Quitar la posibilidad de fianzas impide que los contribuyentes garanticen sus créditos sin afectar su liquidez. Eso genera un perjuicio directo porque interrumpe procesos productivos”, advirtió.

El senador Luis Alfonso Silva Romo, del Partido Verde, defendió la reforma al artículo 30-B del Código Fiscal de la Federación, que otorga acceso en tiempo real a la información de plataformas digitales. Negó que se trate de una “ley espía”:

“Este acceso es únicamente para comprobar el cumplimiento de las obligaciones fiscales”.

Mientras tanto, el panista Miguel Ángel Yunes, presidente de la Comisión de Hacienda, subrayó que el análisis del paquete debe realizarse “de manera profunda, institucional y responsable”, al tiempo que pidió claridad sobre cuánto espera recaudar Hacienda por cada ajuste fiscal.

Impacto en la economía de los mexicanos

Aunque Hacienda presume estabilidad y disciplina, el efecto real del paquete económico 2026 será una mayor carga impositiva para los hogares y negocios.
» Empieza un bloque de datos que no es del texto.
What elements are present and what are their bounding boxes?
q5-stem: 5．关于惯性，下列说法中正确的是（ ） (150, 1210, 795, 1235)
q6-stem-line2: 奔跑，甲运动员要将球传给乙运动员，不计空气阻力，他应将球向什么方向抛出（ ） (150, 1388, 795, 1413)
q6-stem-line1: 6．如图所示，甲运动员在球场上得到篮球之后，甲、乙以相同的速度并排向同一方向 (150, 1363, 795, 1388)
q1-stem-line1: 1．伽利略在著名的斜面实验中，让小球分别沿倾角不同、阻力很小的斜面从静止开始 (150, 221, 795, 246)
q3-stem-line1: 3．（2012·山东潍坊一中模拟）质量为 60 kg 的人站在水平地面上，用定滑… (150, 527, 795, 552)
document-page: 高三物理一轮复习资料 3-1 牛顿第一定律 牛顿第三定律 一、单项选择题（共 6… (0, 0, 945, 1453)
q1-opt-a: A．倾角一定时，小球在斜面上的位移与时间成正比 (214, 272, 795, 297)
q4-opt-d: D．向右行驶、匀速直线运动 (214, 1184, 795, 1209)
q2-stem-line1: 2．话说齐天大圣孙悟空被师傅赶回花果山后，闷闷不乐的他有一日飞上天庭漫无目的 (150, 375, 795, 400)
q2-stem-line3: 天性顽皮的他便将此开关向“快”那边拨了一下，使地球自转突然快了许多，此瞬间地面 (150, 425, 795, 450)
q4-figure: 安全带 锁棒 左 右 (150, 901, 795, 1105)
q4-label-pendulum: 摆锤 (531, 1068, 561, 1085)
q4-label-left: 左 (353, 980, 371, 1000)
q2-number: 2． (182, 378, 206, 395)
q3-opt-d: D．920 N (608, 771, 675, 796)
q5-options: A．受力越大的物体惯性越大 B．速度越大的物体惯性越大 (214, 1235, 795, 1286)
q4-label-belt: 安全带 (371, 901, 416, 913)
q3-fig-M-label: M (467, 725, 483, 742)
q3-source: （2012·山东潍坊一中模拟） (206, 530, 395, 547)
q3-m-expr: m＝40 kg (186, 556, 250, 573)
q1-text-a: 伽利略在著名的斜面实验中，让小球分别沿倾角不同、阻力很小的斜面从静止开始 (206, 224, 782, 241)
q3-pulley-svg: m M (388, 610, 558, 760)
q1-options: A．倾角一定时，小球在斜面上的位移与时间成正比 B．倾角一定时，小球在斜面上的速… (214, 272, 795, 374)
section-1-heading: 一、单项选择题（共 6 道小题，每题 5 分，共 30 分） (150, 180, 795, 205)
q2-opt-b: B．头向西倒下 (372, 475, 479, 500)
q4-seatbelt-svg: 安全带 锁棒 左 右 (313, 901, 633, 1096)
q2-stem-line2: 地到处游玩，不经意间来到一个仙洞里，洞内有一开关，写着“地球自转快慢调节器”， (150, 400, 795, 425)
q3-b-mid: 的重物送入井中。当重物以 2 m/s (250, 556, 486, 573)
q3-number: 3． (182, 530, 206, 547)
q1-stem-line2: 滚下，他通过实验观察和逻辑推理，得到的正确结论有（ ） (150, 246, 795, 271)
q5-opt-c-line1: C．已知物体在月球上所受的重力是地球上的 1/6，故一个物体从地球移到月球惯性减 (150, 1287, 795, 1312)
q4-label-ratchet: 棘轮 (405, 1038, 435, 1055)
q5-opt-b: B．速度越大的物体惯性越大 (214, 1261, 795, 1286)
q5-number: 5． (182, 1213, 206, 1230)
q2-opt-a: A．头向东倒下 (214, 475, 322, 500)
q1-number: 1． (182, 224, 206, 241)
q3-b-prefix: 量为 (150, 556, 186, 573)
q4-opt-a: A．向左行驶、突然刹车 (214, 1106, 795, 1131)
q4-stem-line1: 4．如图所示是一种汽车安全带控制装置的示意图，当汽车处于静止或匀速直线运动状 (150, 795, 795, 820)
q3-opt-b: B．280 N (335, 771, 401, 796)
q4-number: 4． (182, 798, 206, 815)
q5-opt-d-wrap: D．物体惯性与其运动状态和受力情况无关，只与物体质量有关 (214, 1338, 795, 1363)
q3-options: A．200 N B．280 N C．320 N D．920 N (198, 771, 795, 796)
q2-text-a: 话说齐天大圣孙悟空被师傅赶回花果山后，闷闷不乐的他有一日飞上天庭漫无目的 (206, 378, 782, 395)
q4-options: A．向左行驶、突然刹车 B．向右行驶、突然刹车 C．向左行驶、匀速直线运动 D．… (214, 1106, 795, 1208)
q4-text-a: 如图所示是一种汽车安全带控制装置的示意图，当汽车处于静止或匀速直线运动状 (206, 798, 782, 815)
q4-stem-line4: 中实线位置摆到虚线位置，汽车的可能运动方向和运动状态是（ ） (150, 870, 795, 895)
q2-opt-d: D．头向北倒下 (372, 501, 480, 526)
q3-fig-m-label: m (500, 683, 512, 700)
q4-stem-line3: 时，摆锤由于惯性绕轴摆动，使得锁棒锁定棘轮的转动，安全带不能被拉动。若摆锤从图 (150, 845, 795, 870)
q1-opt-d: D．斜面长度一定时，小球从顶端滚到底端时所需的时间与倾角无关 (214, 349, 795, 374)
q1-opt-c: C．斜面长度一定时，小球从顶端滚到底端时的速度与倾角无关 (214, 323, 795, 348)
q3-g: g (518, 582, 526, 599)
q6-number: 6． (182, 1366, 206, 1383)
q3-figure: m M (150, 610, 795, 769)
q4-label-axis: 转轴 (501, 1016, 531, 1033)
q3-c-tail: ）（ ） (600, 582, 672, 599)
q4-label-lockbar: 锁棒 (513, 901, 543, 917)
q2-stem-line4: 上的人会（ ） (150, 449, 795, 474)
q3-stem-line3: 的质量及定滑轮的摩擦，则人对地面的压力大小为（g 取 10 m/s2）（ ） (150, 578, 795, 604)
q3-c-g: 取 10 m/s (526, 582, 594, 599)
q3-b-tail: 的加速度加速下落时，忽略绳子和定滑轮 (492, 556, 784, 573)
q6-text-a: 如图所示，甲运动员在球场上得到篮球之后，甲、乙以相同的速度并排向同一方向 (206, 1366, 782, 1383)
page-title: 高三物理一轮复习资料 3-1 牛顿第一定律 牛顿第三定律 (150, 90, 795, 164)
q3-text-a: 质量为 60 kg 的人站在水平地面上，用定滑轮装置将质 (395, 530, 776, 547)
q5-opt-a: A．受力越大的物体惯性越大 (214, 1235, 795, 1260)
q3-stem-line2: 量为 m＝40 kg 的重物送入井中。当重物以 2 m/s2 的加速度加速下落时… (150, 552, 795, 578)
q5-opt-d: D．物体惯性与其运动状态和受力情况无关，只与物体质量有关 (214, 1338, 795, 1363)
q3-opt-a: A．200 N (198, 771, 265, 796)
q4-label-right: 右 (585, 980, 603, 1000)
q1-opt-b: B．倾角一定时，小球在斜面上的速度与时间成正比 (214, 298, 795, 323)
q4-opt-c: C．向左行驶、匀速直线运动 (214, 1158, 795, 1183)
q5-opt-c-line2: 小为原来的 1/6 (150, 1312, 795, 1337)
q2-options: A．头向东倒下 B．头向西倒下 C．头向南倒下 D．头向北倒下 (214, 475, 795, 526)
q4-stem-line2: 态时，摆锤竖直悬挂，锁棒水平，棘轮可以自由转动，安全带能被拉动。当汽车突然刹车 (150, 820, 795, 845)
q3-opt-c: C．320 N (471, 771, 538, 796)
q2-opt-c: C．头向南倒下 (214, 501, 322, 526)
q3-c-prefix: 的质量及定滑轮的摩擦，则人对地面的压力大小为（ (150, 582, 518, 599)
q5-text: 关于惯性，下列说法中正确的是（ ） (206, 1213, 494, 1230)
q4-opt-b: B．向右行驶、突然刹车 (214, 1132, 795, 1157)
Los aumentos en retenciones, cuotas e impuestos al consumo reducirán el ingreso disponible, mientras que la inflación y las tasas de interés seguirán afectando el crédito al consumo y a la inversión.

En términos prácticos, los mexicanos pagarán más por los mismos productos y servicios. Desde refrescos y cigarrillos hasta plataformas digitales y rendimientos financieros, el gasto cotidiano se encarecerá en un contexto de bajo crecimiento económico.

El dictamen de la Ley de Ingresos 2026 será discutido y votado el próximo martes en comisiones, antes de pasar al Pleno del Senado, donde se prevé una sesión intensa por lo que la oposición considera “una recaudación disfrazada de actualización”.